Nel 1963, l'anatomista B. Campbell considerava l'uomo di Neandertal come una sottospecie Homo sapiens, ossia Homo sapiens neanderthalensis, una forma geograficamente distinta da Homo sapiens sapiens. In altre parole, le due popolazioni sarebbero una medesima Specie, senza nessuna netta cesura cronologica (erano cioè contemporanei). È interessante notare che certi uomini moderni presentano meno differenze rispetto al neandertaliano, che rispetto ad altri uomini moderni, dal momento che esiste una zona di sovrapposizione tra gli intervalli di variazione (tra 20 e 24 sostituzioni). questo dato è confermato da certi paleoantropologi i quali riconoscono tratti neandertaliani attenuati in certi individui moderni dell'Europa centrale, risalenti a 300.000 anni fa. Questi dati fanno supporre un ruolo non trascurabile dei neandertaliani nell'edificazione del pool genico dell'uomo moderno europeo.

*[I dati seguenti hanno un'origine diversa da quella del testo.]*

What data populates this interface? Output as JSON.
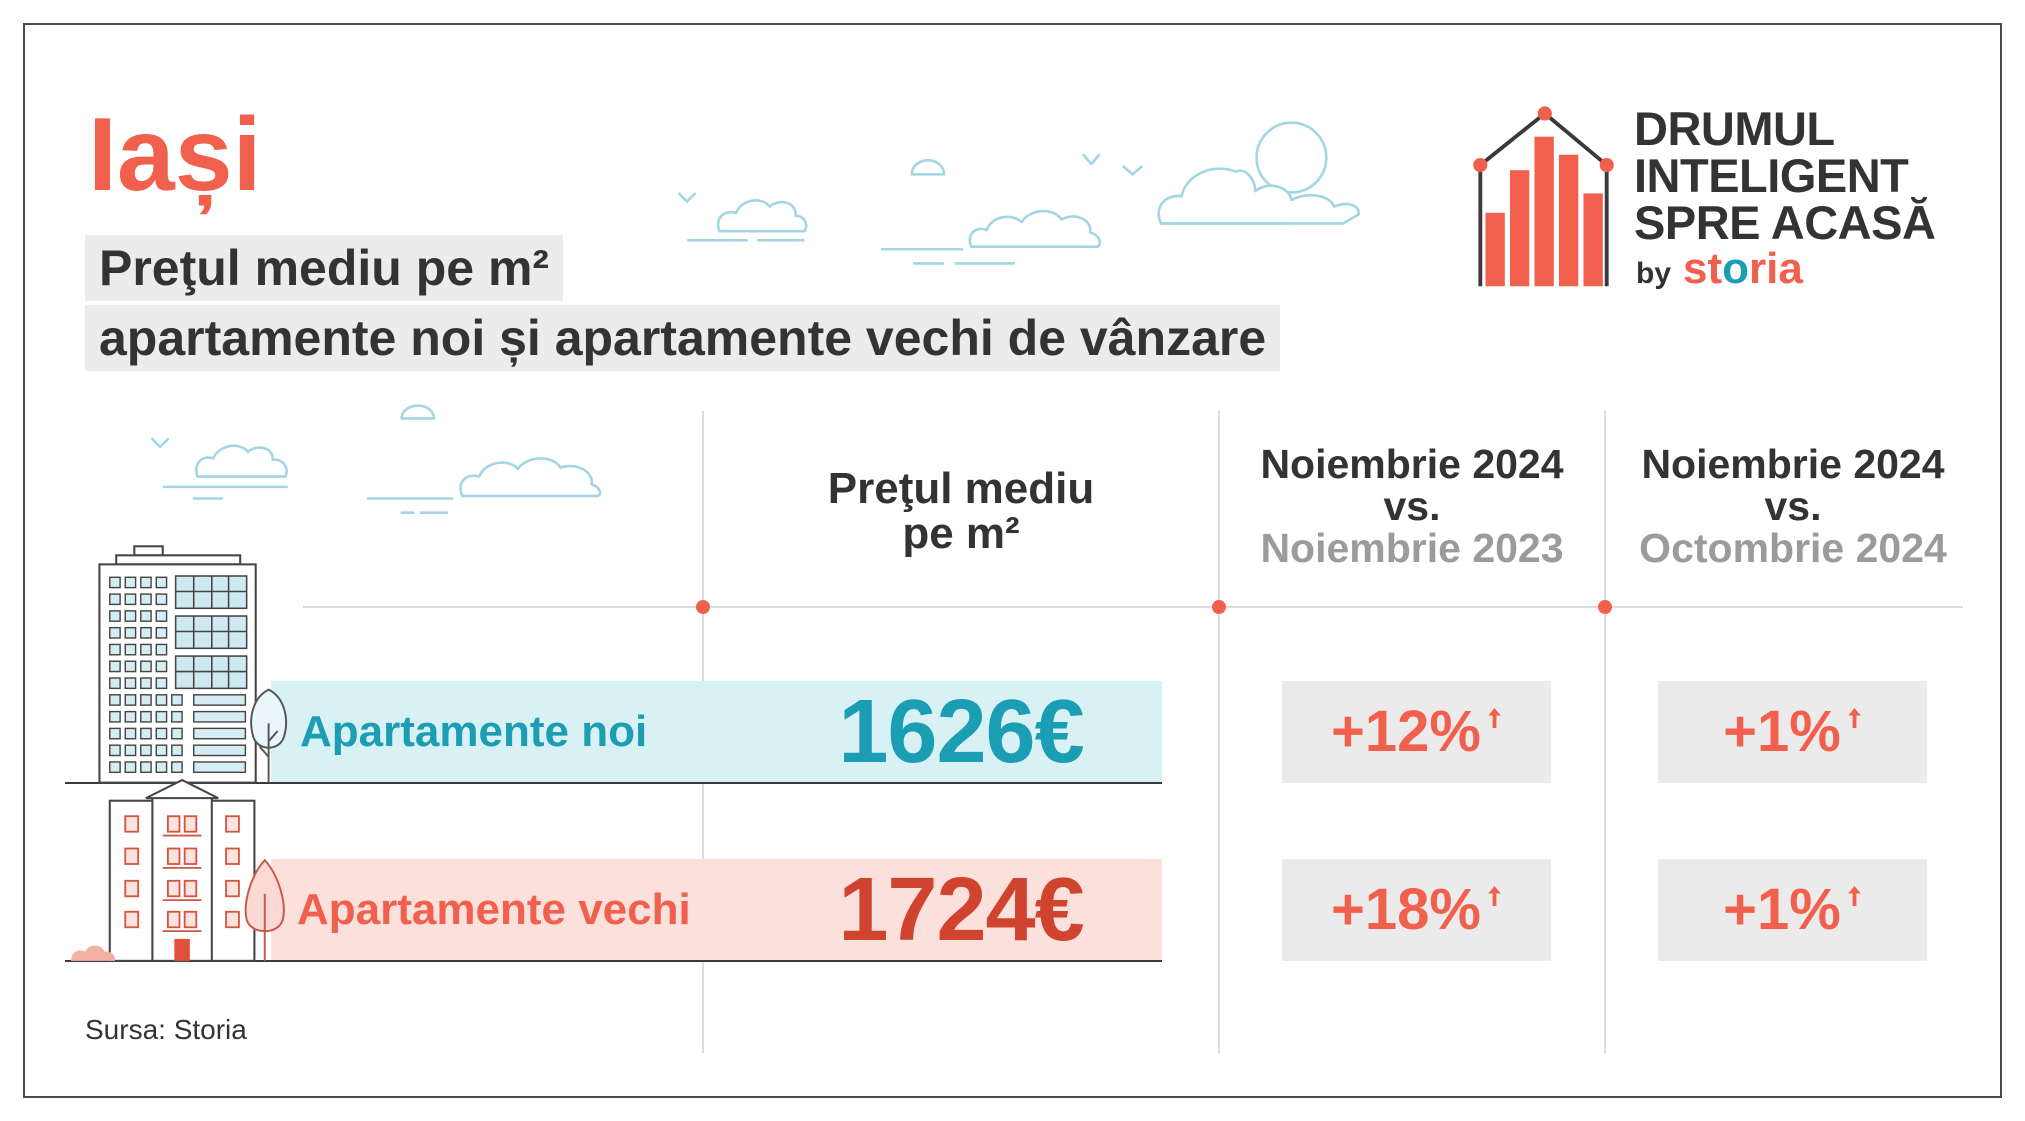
{
  "colors": {
    "accent": "#f0604d",
    "teal": "#1b9db4",
    "dark_red": "#cf432f",
    "text_dark": "#333333",
    "text_muted": "#9b9b9b",
    "band_new": "#d8f1f4",
    "band_old": "#fce0dc",
    "badge_bg": "#ebebeb"
  },
  "chart_data": {
    "type": "table",
    "title": "Iași",
    "subtitle": [
      "Preţul mediu pe m²",
      "apartamente noi și apartamente vechi de vânzare"
    ],
    "columns": [
      {
        "lines": [
          "Preţul mediu",
          "pe m²"
        ]
      },
      {
        "lines": [
          "Noiembrie 2024",
          "vs.",
          "Noiembrie 2023"
        ]
      },
      {
        "lines": [
          "Noiembrie 2024",
          "vs.",
          "Octombrie 2024"
        ]
      }
    ],
    "rows": [
      {
        "label": "Apartamente noi",
        "price": "1626€",
        "price_value": 1626,
        "yoy": "+12%",
        "yoy_pct": 12,
        "mom": "+1%",
        "mom_pct": 1,
        "trend_icon": "arrow-up-icon"
      },
      {
        "label": "Apartamente vechi",
        "price": "1724€",
        "price_value": 1724,
        "yoy": "+18%",
        "yoy_pct": 18,
        "mom": "+1%",
        "mom_pct": 1,
        "trend_icon": "arrow-up-icon"
      }
    ]
  },
  "logo": {
    "lines": [
      "DRUMUL",
      "INTELIGENT",
      "SPRE ACASĂ"
    ],
    "by": "by",
    "brand": "storia",
    "icon": "house-bar-chart-icon"
  },
  "source": "Sursa: Storia"
}
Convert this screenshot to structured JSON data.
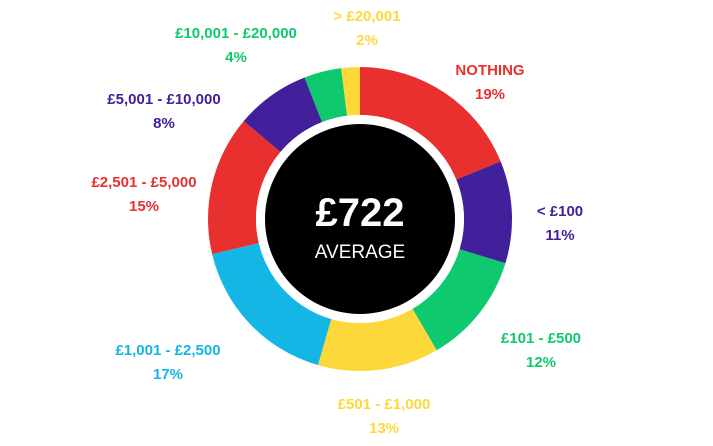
{
  "chart_data": {
    "type": "pie",
    "donut": true,
    "center": {
      "value": "£722",
      "label": "AVERAGE"
    },
    "slices": [
      {
        "label": "NOTHING",
        "value": 19,
        "value_label": "19%",
        "color": "#e8312f"
      },
      {
        "label": "< £100",
        "value": 11,
        "value_label": "11%",
        "color": "#42209b"
      },
      {
        "label": "£101 - £500",
        "value": 12,
        "value_label": "12%",
        "color": "#0ec96d"
      },
      {
        "label": "£501 - £1,000",
        "value": 13,
        "value_label": "13%",
        "color": "#fdd83b"
      },
      {
        "label": "£1,001 - £2,500",
        "value": 17,
        "value_label": "17%",
        "color": "#13b6e5"
      },
      {
        "label": "£2,501 - £5,000",
        "value": 15,
        "value_label": "15%",
        "color": "#e8312f"
      },
      {
        "label": "£5,001 - £10,000",
        "value": 8,
        "value_label": "8%",
        "color": "#42209b"
      },
      {
        "label": "£10,001 - £20,000",
        "value": 4,
        "value_label": "4%",
        "color": "#0ec96d"
      },
      {
        "label": "> £20,001",
        "value": 2,
        "value_label": "2%",
        "color": "#fdd83b"
      }
    ]
  }
}
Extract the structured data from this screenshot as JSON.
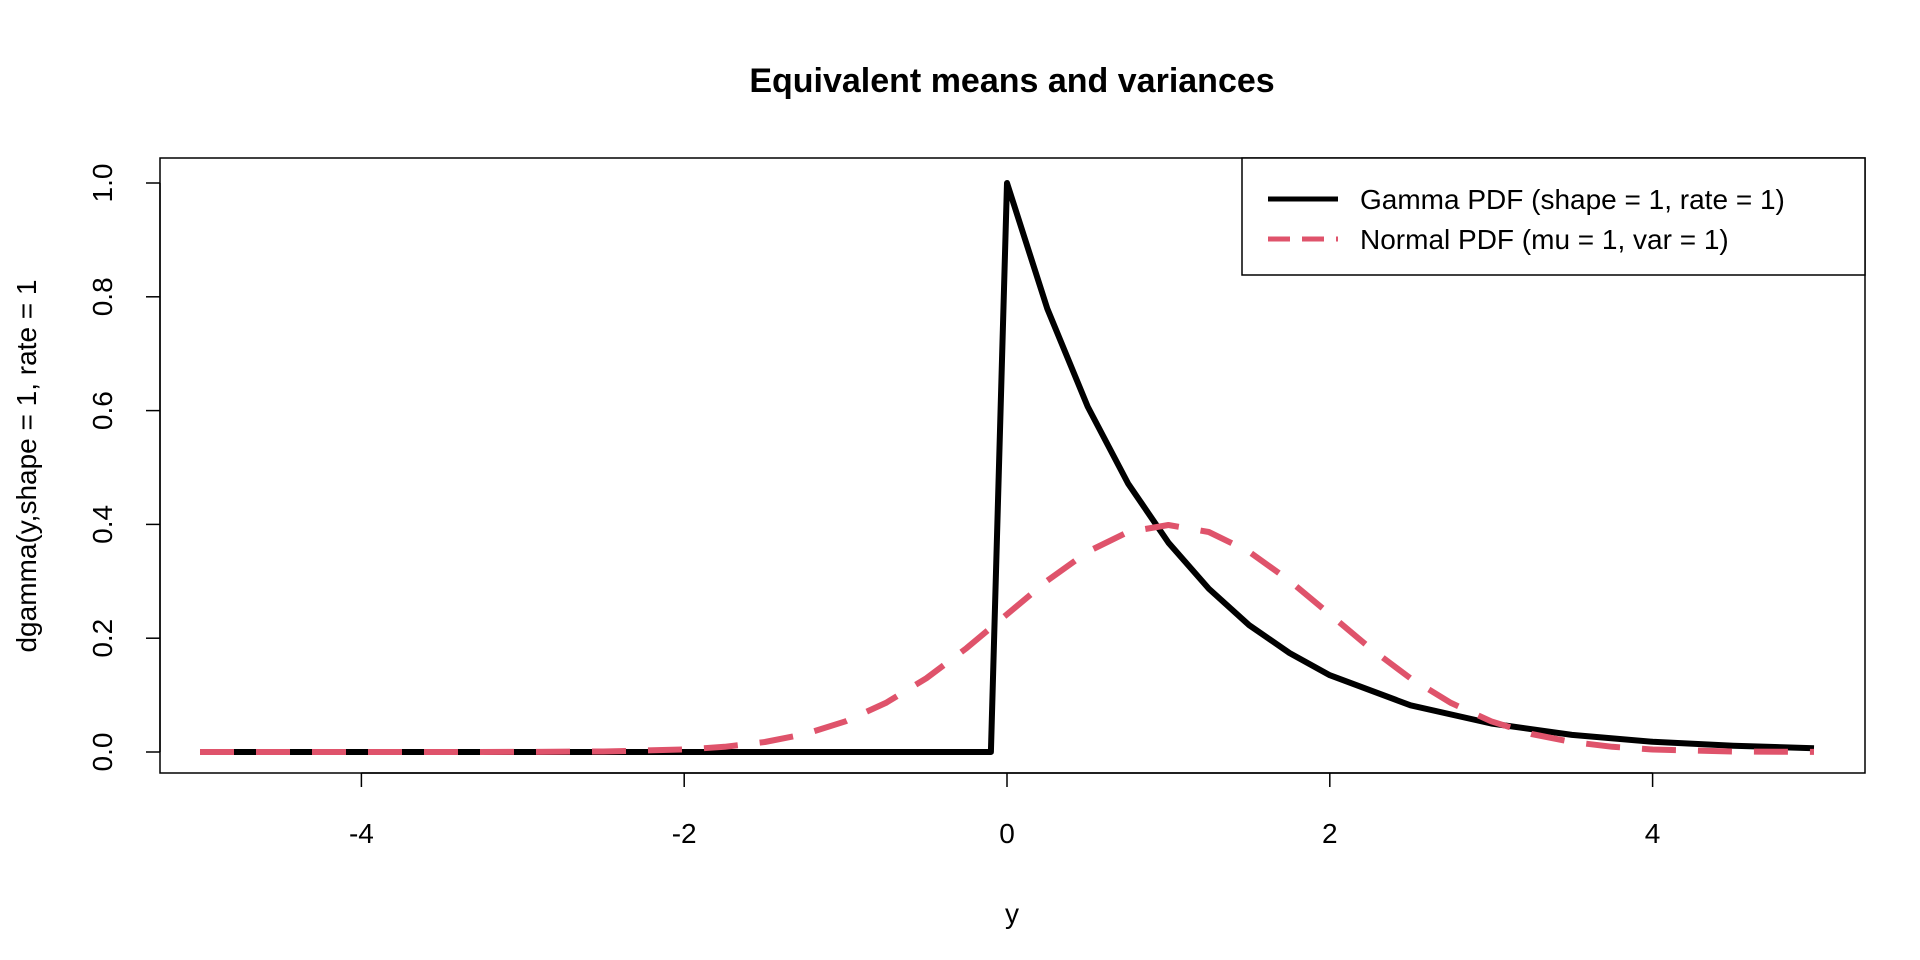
{
  "chart_data": {
    "type": "line",
    "title": "Equivalent means and variances",
    "xlabel": "y",
    "ylabel": "dgamma(y,shape = 1, rate = 1",
    "xlim": [
      -5,
      5
    ],
    "ylim": [
      0,
      1
    ],
    "x_ticks": [
      -4,
      -2,
      0,
      2,
      4
    ],
    "x_tick_labels": [
      "-4",
      "-2",
      "0",
      "2",
      "4"
    ],
    "y_ticks": [
      0,
      0.2,
      0.4,
      0.6,
      0.8,
      1
    ],
    "y_tick_labels": [
      "0.0",
      "0.2",
      "0.4",
      "0.6",
      "0.8",
      "1.0"
    ],
    "grid": false,
    "legend_position": "top-right",
    "series": [
      {
        "name": "Gamma PDF (shape = 1, rate = 1)",
        "color": "#000000",
        "dash": "solid",
        "x": [
          -5,
          -4,
          -3,
          -2,
          -1,
          -0.1,
          0,
          0.25,
          0.5,
          0.75,
          1,
          1.25,
          1.5,
          1.75,
          2,
          2.5,
          3,
          3.5,
          4,
          4.5,
          5
        ],
        "y": [
          0,
          0,
          0,
          0,
          0,
          0,
          1,
          0.779,
          0.607,
          0.472,
          0.368,
          0.287,
          0.223,
          0.174,
          0.135,
          0.082,
          0.05,
          0.03,
          0.018,
          0.011,
          0.0067
        ]
      },
      {
        "name": "Normal PDF (mu = 1, var = 1)",
        "color": "#DF536B",
        "dash": "dashed",
        "x": [
          -5,
          -4.5,
          -4,
          -3.5,
          -3,
          -2.5,
          -2,
          -1.75,
          -1.5,
          -1.25,
          -1,
          -0.75,
          -0.5,
          -0.25,
          0,
          0.25,
          0.5,
          0.75,
          1,
          1.25,
          1.5,
          1.75,
          2,
          2.25,
          2.5,
          2.75,
          3,
          3.25,
          3.5,
          3.75,
          4,
          4.5,
          5
        ],
        "y": [
          0,
          0,
          0,
          0,
          0.0001,
          0.0009,
          0.0044,
          0.0091,
          0.0175,
          0.0317,
          0.054,
          0.0863,
          0.1295,
          0.1826,
          0.242,
          0.3011,
          0.3521,
          0.3867,
          0.3989,
          0.3867,
          0.3521,
          0.3011,
          0.242,
          0.1826,
          0.1295,
          0.0863,
          0.054,
          0.0317,
          0.0175,
          0.0091,
          0.0044,
          0.0009,
          0.0001
        ]
      }
    ]
  }
}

Lo studio di Pääbo e collaboratori conclude che i neandertaliani si sono estinti senza apportare contributi al patrimonio genetico degli uomini moderni e ciò offre supporto all'idea di una specie a sé stante: Homo neanderthalensis. Tuttavia, il confronto di sequenze di DNA non permette d'accertare definitivamente se all'uomo di Neandertal debba essere attribuito lo status di specie o quello di sottospecie. In effetti, un frammento di DNA mitocondriale non rappresenta che un'infima porzione del genoma e, soprattutto, il confronto di sequenze attuali con quelle di un neandertaliano scomparso circa 30.000 anni fa comporta evidentemente una distorsione: le popolazioni umane hanno, infatti, continuato ad evolversi dopo il loro antenato comune.
Sarebbe interessante ottenere altre sequenze di neandertaliani, al fine di valutare la variabilità in seno a questo taxon e di confrontarla con quella dei primi esseri umani moderni: i Cro-Magnon. Secondo la definizione biologica, i membri di una stessa specie sono interfecondi e così pure i loro discendenti. Come accertare, allora, se gli scambi di geni tra le due sottospecie di uomini si siano interrotti per la comparsa di una barriera d'interfecondità? Non esiste alcuna relazione tra la differenza genetica dei due taxa (cioè il numero di mutazioni) e lo statuto tassonomico del gruppo (Specie o Sottospecie).
Recentemente, il confronto completo dei polipeptidi codificati dai geni del DNA mitocondriale ha mostrato che le due sottospecie di orang-utan,Pongo pygmaeus pygmaeus (isola del Borneo) e Pongo pygmaeus abelii (isola di Sumatra), isolati geograficamente ma interfecondi, presentano una divergenza più importante (4,7 %) di quella che sussiste tra lo scimpanzè comune (genere Pan) e l'uomo (genere Homo), che è del 4,4 %. Si può, quindi, immaginare che la separazione dell'uomo moderno dall'uomo di Neanderthal sia avvenuta in base a scelte sessuali.
Gli uomini moderni sarebbero nati perché mostravano caratteristiche del viso leggermente diverse da quelle degli altri uomini, i quali venivano percepiti come meno attraenti. Una volta avviato, il processo di accoppiamento preferenziale su base estetica avrebbe aumentato sempre di più le caratteristiche "umane" rendendo più profonda la separazione. La repulsione per la fronte bassa, per le arcate sopraccigliari sporgenti e per la mascella prognata, in parole povere per ciò che è "scimmiesco", forse non è una coincidenza, ma la chiave stessa della nascita della nostra specie.